Learning meaningful latent representations from nonlinear fMRI data remains a fundamental challenge in neuroimaging analysis. Traditional independent component analysis, widely used due to its ability to estimate interpretable functional brain networks, relies on a linear mixing assumption for latent sources, limiting its ability to capture the inherently nonlinear and complex organization of brain dynamics. More recently, deep representation learning methods have emerged as promising alternatives for modeling nonlinear latent structure. However, many of these approaches have been evaluated primarily on simulated datasets or natural image benchmarks, with comparatively limited validation on real-world neuroimaging data such as fMRI. In this work, we are motivated by the $β$-TCVAE (Total Correlation Variational Autoencoder), a refinement of the $β$-VAE framework for learning latent representations without introducing additional hyperparameters during training.

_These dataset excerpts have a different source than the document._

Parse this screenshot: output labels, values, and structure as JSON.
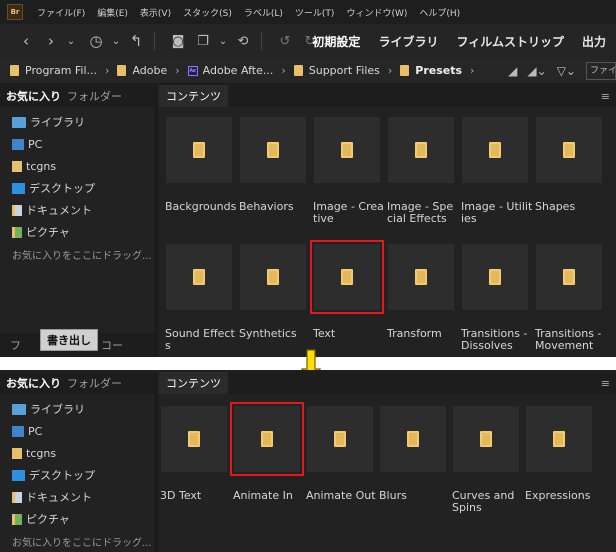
{
  "shot1": {
    "app_logo": "Br",
    "menu": [
      "ファイル(F)",
      "編集(E)",
      "表示(V)",
      "スタック(S)",
      "ラベル(L)",
      "ツール(T)",
      "ウィンドウ(W)",
      "ヘルプ(H)"
    ],
    "workspaces": [
      "初期設定",
      "ライブラリ",
      "フィルムストリップ",
      "出力"
    ],
    "breadcrumb": [
      "Program Fil...",
      "Adobe",
      "Adobe Afte...",
      "Support Files",
      "Presets"
    ],
    "filter_placeholder": "ファイル",
    "left_tabs": {
      "favorites": "お気に入り",
      "folders": "フォルダー"
    },
    "favorites": [
      "ライブラリ",
      "PC",
      "tcgns",
      "デスクトップ",
      "ドキュメント",
      "ピクチャ"
    ],
    "favorites_hint": "お気に入りをここにドラッグ...",
    "content_tab": "コンテンツ",
    "bottom_tabs": {
      "left": "フ",
      "export": "書き出し",
      "right": "コー"
    },
    "items": [
      "Backgrounds",
      "Behaviors",
      "Image - Creative",
      "Image - Special Effects",
      "Image - Utilities",
      "Shapes",
      "Sound Effects",
      "Synthetics",
      "Text",
      "Transform",
      "Transitions - Dissolves",
      "Transitions - Movement"
    ],
    "selected_item": "Text"
  },
  "shot2": {
    "left_tabs": {
      "favorites": "お気に入り",
      "folders": "フォルダー"
    },
    "favorites": [
      "ライブラリ",
      "PC",
      "tcgns",
      "デスクトップ",
      "ドキュメント",
      "ピクチャ"
    ],
    "favorites_hint": "お気に入りをここにドラッグ...",
    "content_tab": "コンテンツ",
    "items": [
      "3D Text",
      "Animate In",
      "Animate Out",
      "Blurs",
      "Curves and Spins",
      "Expressions"
    ],
    "selected_item": "Animate In"
  },
  "colors": {
    "highlight": "#e0191f",
    "arrow": "#ffe000",
    "folder": "#f2ca72"
  },
  "icons": [
    "back-icon",
    "forward-icon",
    "history-icon",
    "boomerang-icon",
    "camera-icon",
    "batch-icon",
    "refresh-icon",
    "rotate-left-icon",
    "rotate-right-icon",
    "folder-icon",
    "stars-icon",
    "sort-icon",
    "panel-menu-icon"
  ]
}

We adapt and modify this model to fMRI data for nonlinear source disentanglement, aiming to separate mixed spatial and temporal brain signals into interpretable components. We show that the $β$-TCVAE framework can recover meaningful nonlinear spatial components with biological relevance, including well-established intrinsic connectivity networks such as the default mode network. Furthermore, we evaluate the learned representations using functional network connectivity, showing that the latent structure captures coherent and interpretable brain organization patterns. This study provides a pilot investigation that bridges nonlinear representation learning and fMRI analysis.